Denn er ist ein Kämpfer. Das zeigten eben auch die Zeilen “Weil wir von Grund aus Kämpfer sind m m m, Mama hat gezeigt wie’s geht, m m m”, eine Anspielung auf die eigene historische Geschichte der Familie. Seinen offenen Umgang damit brauchen die Fans. Denn familiäre Probleme sind nur allzu oft die Realität migrantischer Jugendliche in Deutschland.
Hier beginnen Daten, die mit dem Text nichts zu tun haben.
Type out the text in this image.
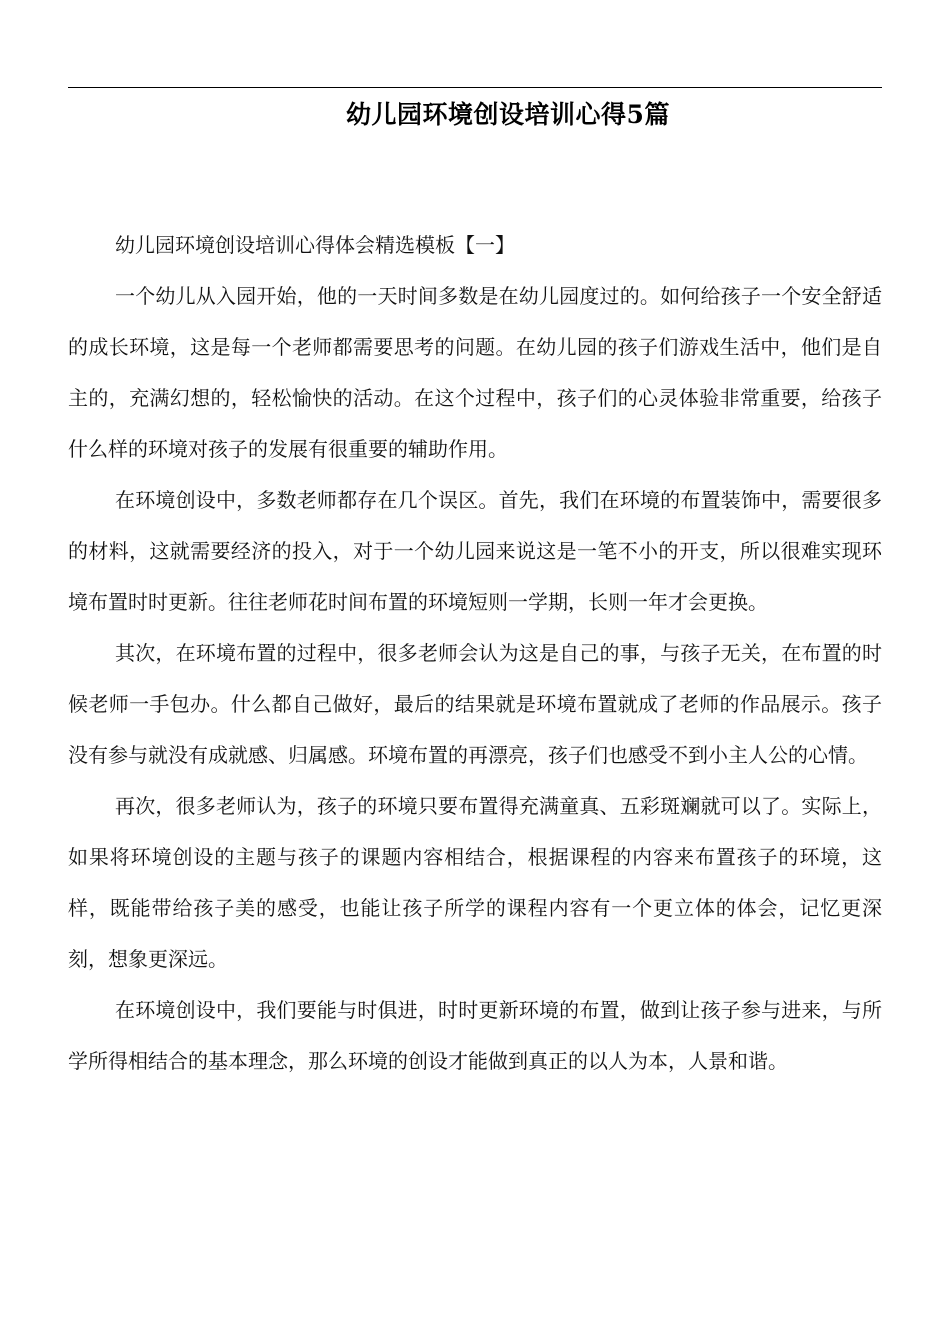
幼儿园环境创设培训心得5篇

幼儿园环境创设培训心得体会精选模板【一】

一个幼儿从入园开始，他的一天时间多数是在幼儿园度过的。如何给孩子一个安全舒适的成长环境，这是每一个老师都需要思考的问题。在幼儿园的孩子们游戏生活中，他们是自主的，充满幻想的，轻松愉快的活动。在这个过程中，孩子们的心灵体验非常重要，给孩子什么样的环境对孩子的发展有很重要的辅助作用。

在环境创设中，多数老师都存在几个误区。首先，我们在环境的布置装饰中，需要很多的材料，这就需要经济的投入，对于一个幼儿园来说这是一笔不小的开支，所以很难实现环境布置时时更新。往往老师花时间布置的环境短则一学期，长则一年才会更换。

其次，在环境布置的过程中，很多老师会认为这是自己的事，与孩子无关，在布置的时候老师一手包办。什么都自己做好，最后的结果就是环境布置就成了老师的作品展示。孩子没有参与就没有成就感、归属感。环境布置的再漂亮，孩子们也感受不到小主人公的心情。

再次，很多老师认为，孩子的环境只要布置得充满童真、五彩斑斓就可以了。实际上，如果将环境创设的主题与孩子的课题内容相结合，根据课程的内容来布置孩子的环境，这样，既能带给孩子美的感受，也能让孩子所学的课程内容有一个更立体的体会，记忆更深刻，想象更深远。

在环境创设中，我们要能与时俱进，时时更新环境的布置，做到让孩子参与进来，与所学所得相结合的基本理念，那么环境的创设才能做到真正的以人为本，人景和谐。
Capos aus der Tiefe-Rappen, dieses Herzausschütten gepaart mit der richtigen Melodik, der Kombination aus Jazz, Balkan, und arabischer Orientalistik lassen zu seinen Wortklängen mitsummen, die Wahl der Frauen ist ohnehin nur ein weiterer Schachzug, der von Capos Geschmack zeugt. Aber er hat es eben auch faustdick hinter den Ohren.